Il avale sa salive et fit son maximum pour garder son expression impassible, ignorant son père comme il le pouvait.

Il voulait qu'on le déteste bon Dieu, ce n'est pas si compliqué que ça!

Il ne les méritait pas. Ils étaient trop bien pour lui. Ils ne pouvaient pas perdre leur temps à s'occuper de lui.

" - Est ce que Derek est encore ici? " finit-il par demander sans un regard alors que son père ne demandait que ça.

" - Oui. Il est dehors. Tu veux que je te l'appelle? "

Il hocha la tête comme simple réponse, suivant son père des yeux. Il lui manquait tellement. Il voulait tellement retrouver cette complicité qu'ils avaient, qu'il l'engueule pour ses repas pas sains du tout, qu'ils se refassent les soirées films chaque mercredi soir.

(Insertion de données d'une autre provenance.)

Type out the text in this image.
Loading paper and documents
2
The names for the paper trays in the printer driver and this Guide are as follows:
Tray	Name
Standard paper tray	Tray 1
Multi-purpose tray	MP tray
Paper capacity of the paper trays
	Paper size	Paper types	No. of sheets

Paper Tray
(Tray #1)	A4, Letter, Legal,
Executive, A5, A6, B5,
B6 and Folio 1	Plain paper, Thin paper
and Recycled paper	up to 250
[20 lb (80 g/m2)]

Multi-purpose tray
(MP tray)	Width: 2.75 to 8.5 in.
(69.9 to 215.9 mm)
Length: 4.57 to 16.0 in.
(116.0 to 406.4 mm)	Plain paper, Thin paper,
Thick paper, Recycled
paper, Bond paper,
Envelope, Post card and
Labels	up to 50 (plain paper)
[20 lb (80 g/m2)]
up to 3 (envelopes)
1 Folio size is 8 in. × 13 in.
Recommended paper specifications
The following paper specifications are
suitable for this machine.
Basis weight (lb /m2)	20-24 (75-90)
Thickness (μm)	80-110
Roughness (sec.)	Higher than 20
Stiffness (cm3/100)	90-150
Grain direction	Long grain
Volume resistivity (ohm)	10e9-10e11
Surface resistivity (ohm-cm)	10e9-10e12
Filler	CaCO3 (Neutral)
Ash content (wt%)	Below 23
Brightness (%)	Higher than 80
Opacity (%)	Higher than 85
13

Mais il ne pouvait pas. Il ne pouvait plus. Plus maintenant. Il ne méritait pas tout ça. Son père ne méritait pas un type comme lui.

A peine avait-il vu la silhouette du policier qu'il s'était déjà décalé dans son lit, lui faisant une place. L'homme avait vite comprit et s'asseya sur le lit, laissant l'adolescent plonger dans ses bras et le serrer comme il le pouvait avec ses plâtres.

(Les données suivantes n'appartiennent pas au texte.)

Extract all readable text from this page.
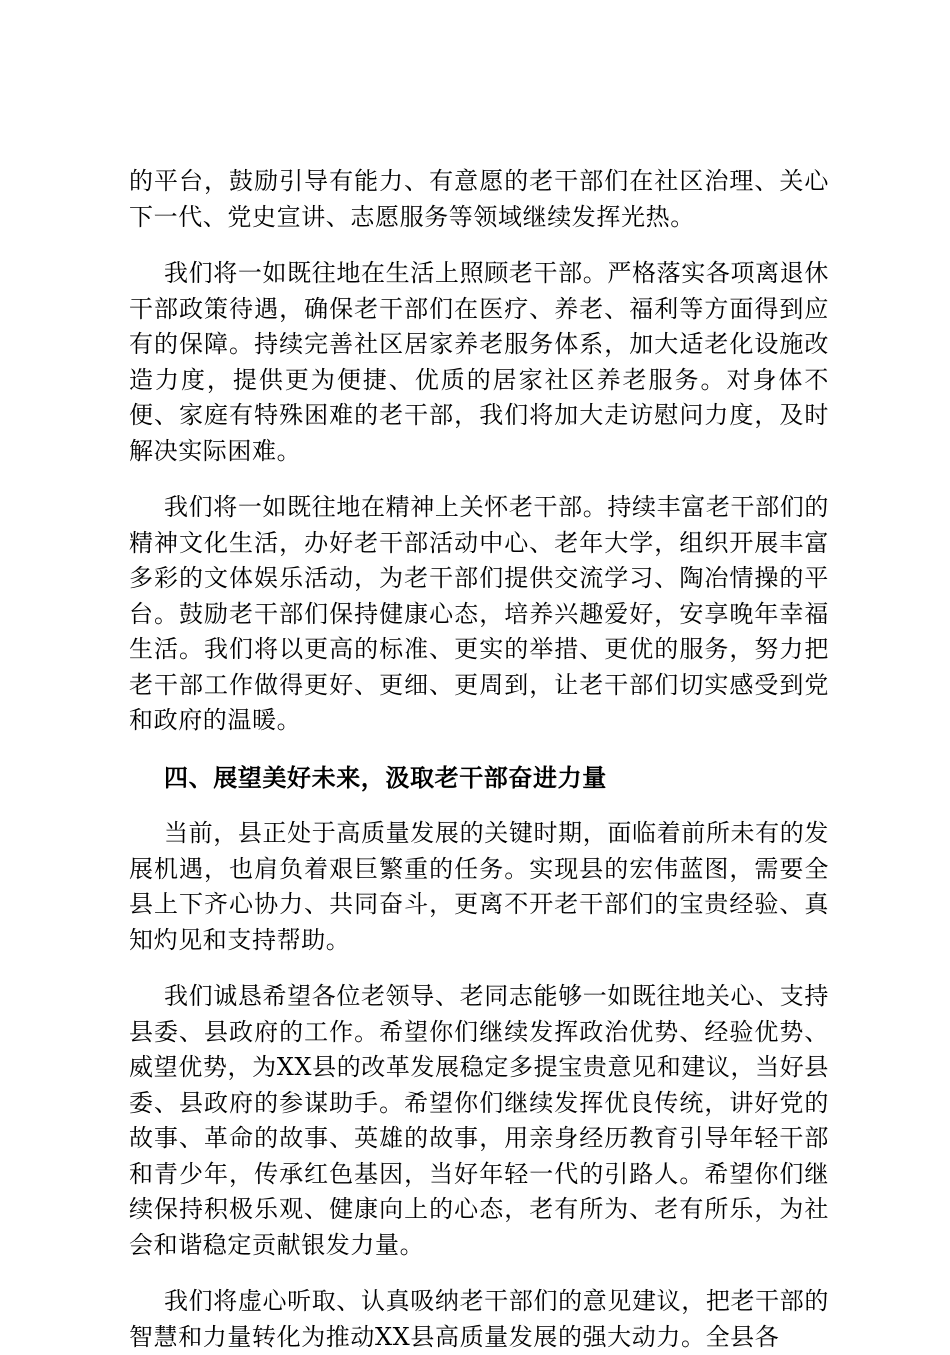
的平台，鼓励引导有能力、有意愿的老干部们在社区治理、关心下一代、党史宣讲、志愿服务等领域继续发挥光热。

我们将一如既往地在生活上照顾老干部。严格落实各项离退休干部政策待遇，确保老干部们在医疗、养老、福利等方面得到应有的保障。持续完善社区居家养老服务体系，加大适老化设施改造力度，提供更为便捷、优质的居家社区养老服务。对身体不便、家庭有特殊困难的老干部，我们将加大走访慰问力度，及时解决实际困难。

我们将一如既往地在精神上关怀老干部。持续丰富老干部们的精神文化生活，办好老干部活动中心、老年大学，组织开展丰富多彩的文体娱乐活动，为老干部们提供交流学习、陶冶情操的平台。鼓励老干部们保持健康心态，培养兴趣爱好，安享晚年幸福生活。我们将以更高的标准、更实的举措、更优的服务，努力把老干部工作做得更好、更细、更周到，让老干部们切实感受到党和政府的温暖。

四、展望美好未来，汲取老干部奋进力量

当前，县正处于高质量发展的关键时期，面临着前所未有的发展机遇，也肩负着艰巨繁重的任务。实现县的宏伟蓝图，需要全县上下齐心协力、共同奋斗，更离不开老干部们的宝贵经验、真知灼见和支持帮助。

我们诚恳希望各位老领导、老同志能够一如既往地关心、支持县委、县政府的工作。希望你们继续发挥政治优势、经验优势、威望优势，为XX县的改革发展稳定多提宝贵意见和建议，当好县委、县政府的参谋助手。希望你们继续发挥优良传统，讲好党的故事、革命的故事、英雄的故事，用亲身经历教育引导年轻干部和青少年，传承红色基因，当好年轻一代的引路人。希望你们继续保持积极乐观、健康向上的心态，老有所为、老有所乐，为社会和谐稳定贡献银发力量。

我们将虚心听取、认真吸纳老干部们的意见建议，把老干部的智慧和力量转化为推动XX县高质量发展的强大动力。全县各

" - Je croyais que t'étais parti. " souffle-t-il en fixant un point vide face à lui, se détestant encore plus de se montrer si faible face à lui.

" - Je t'avais dis que je partirais pas.

- T'étais pas là quand je me suis réveillé.

- Les horaires de visites n'avaient pas commencés. "

Il hoche la tête comme simple réponse, osant enfin croiser le regard de son père qui semblait presque heureux.

Pensait-il qu'il commençait à aller mieux?

N'étais-ce pas ce qu'il pensait faire lorsque Derek lui promettait de rester autour de lui?

Il avait toujours voulu se débarrasser de cette foutue maladie au fond de lui. Mais il ne voulait pas donner de faux espoirs à son père. Il ne voulait pas le laisser croire qu'il s'en sortirait si ce ne serait pas le cas. Il ne pouvait pas lui faire ça.

Il se promit d'essayer. Et lorsqu'il sera prêt seulement, alors il lui reparlera. Il n'osait plus le faire. Il n'en avait plus la force. Il ne voulait tout simplement pas que son père ait pitié de lui.

Il s'était sûrement accroché au coéquipier de son père pour la simple raison que ce dernier ne semblait porter sur lui aucun jugement, se contentant de l'écouter et n'ayant pas peur du tout de le forcer à respecter les limites qu'on imposait à n'importe qui.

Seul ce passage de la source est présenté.